By Jongwon Lee
The author is an attorney.
Election season is upon us. After some local elections this November, next year we’ll have a presidential election, as well as elections for the U.S. Senate and House of Representatives. The year 2024 is likely to be a busy one, with Democratic and Republican primaries and local elections in the first half of the year and the presidential election in November.
This time around, both the Democratic and Republican parties will be particularly interested in Asian voters. It’s no secret that President Biden’s Democratic Party is already banking heavily on Asian voters. The Republican Party is also likely to do a lot to win over Asian voters.

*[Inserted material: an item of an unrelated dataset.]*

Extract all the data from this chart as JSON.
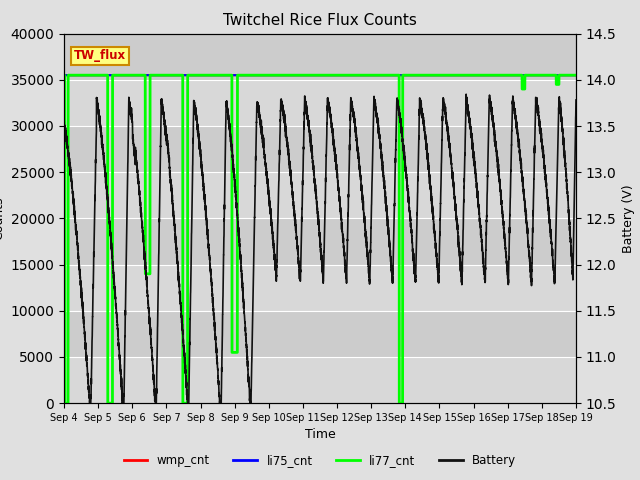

The GOP already has two Indian-Americans in the race for the party’s presidential nomination, former UN Ambassador Nikki Haley and Vivek Ramaswamy.
While we don’t yet know the opinions of the Korean American community as a whole, there are some interesting findings that provide a glimpse into the overall thinking of Asian American voters. The polling organization Pew Research Center surveyed 7,006 Asian voters, including Korean Americans.
The results showed that inflation is the top issue for Asian voters in the next election. Forty-one percent of respondents ranked inflation as their top priority. This was followed by economic inequality at 16%, with violent crime taking second and third place.
Among Korean American voters alone, 38% identified inflation as the most important issue for the next election, followed by inequality (19%) and climate change (12%).
Interestingly, the issues of racial discrimination and anti-Asian sentiment that have roiled the Asian community in recent years have subsided. Among Asian voters, only 6% of Republicans and 11% of Democrats cited racism as a major issue. Only 3% of Asian voters cited education quality as a priority. It remains to be seen whether economic issues, such as inflation, are so serious that anti-Asian sentiment and racism are more or less resolved.
Moreover, 97% of Asian voters said they would vote for a candidate based on their policies rather than their race. Asian voters are clear that they will not vote for a candidate just because he or she is Asian or a minority.
These results are somewhat different for Latinos, the second-largest group of voters. This is because older Latino voters cite immigration reform and race as their top issues, while younger Latino voters prioritize the economy and jobs.
As a result, Asian voters and young Latino voters see economic and jobs issues, including inflation, as more pressing than race and immigration issues. They are more concerned about the rising cost of living, the lack of jobs, and the resulting difficulties for small businesses due to inflation.
For too long, mainstream politicians have offered vague promises of “no racism, no ethnic discrimination,” without a deep understanding of Asian-American voters, including Korean Americans. But now, Korean American voters are demanding more. In next year’s election, Korean American voters are likely to ask sharp questions and make strong demands of candidates on how they will address inflation and revitalize the economy.